Tuesday, April 22, 2025

The Zinc Link

Oregon State University (US) team reveals the biological mechanism by which zinc deficiency can develop with age, leading to a decline of the immune system and increased inflammation associated with many health problems, including cancer, heart disease, autoimmune disease and diabetes.

Previously, a number of studies have established that zinc is essential to protect against oxidative stress and help repair DNA damage.
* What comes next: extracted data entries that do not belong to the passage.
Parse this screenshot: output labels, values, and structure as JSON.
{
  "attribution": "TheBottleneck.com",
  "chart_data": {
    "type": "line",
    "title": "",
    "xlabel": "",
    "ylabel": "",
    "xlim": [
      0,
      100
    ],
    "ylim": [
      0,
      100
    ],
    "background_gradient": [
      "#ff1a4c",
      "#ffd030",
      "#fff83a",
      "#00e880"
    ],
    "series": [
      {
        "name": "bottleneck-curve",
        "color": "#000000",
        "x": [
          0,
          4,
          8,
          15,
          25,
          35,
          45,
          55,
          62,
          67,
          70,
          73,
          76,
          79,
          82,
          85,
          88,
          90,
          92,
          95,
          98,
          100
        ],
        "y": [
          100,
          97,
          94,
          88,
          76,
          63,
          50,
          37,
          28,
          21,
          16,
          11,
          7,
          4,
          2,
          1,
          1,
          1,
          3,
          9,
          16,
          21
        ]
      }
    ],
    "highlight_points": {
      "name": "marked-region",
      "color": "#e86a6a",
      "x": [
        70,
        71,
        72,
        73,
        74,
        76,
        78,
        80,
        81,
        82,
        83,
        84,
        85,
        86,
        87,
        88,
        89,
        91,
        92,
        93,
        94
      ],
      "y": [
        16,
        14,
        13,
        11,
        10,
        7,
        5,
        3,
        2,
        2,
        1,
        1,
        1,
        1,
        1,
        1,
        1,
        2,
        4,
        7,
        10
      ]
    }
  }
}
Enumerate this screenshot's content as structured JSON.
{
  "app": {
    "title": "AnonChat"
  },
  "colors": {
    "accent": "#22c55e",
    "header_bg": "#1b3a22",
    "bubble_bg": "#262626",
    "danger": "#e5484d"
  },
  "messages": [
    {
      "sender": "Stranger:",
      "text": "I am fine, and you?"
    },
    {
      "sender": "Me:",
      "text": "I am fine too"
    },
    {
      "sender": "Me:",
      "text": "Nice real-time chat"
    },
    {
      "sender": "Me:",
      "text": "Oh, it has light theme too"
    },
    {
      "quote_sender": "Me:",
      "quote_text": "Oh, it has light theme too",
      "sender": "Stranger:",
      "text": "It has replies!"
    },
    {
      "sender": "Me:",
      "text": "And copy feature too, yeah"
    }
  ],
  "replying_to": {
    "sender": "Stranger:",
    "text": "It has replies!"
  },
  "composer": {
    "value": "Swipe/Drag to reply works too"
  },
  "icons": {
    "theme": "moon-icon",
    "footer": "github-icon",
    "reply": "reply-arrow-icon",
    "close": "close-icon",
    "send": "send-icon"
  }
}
In zinc deficiency, the risk of which has been shown to increase with age, the body’s ability to repair genetic damage may be decreasing even as the amount of damage rises.  Emily Ho, from Oregon State University (Oregon, USA), and colleagues studied a lab animal model for the cellular zinc transport mechanisms.  Finding that zinc transporters were significantly dysregulated in old mice, the team observed that aged animals showed signs of zinc deficiency and displayed an enhanced inflammatory response even though their diet supposedly contained adequate amounts of zinc.    However, when researchers gave about 10 times the dietary requirement for zinc, the biomarkers of inflammation were restored to those of young animals.  Reporting that: “restoring zinc status via dietary supplementation reduced aged-associated inflammation,” the study authors submit that: “Our data suggested that age-related epigenetic dysregulation in zinc transporter expression may influence cellular zinc levels and contribute to increased susceptibility to inflammation with age.”

Wong CP, Magnusson KR, Ho E.  “Increased inflammatory response in aged mice is associated with age-related zinc deficiency and zinc transporter dysregulation.”  J Nutr Biochem. 2012 Sep 13.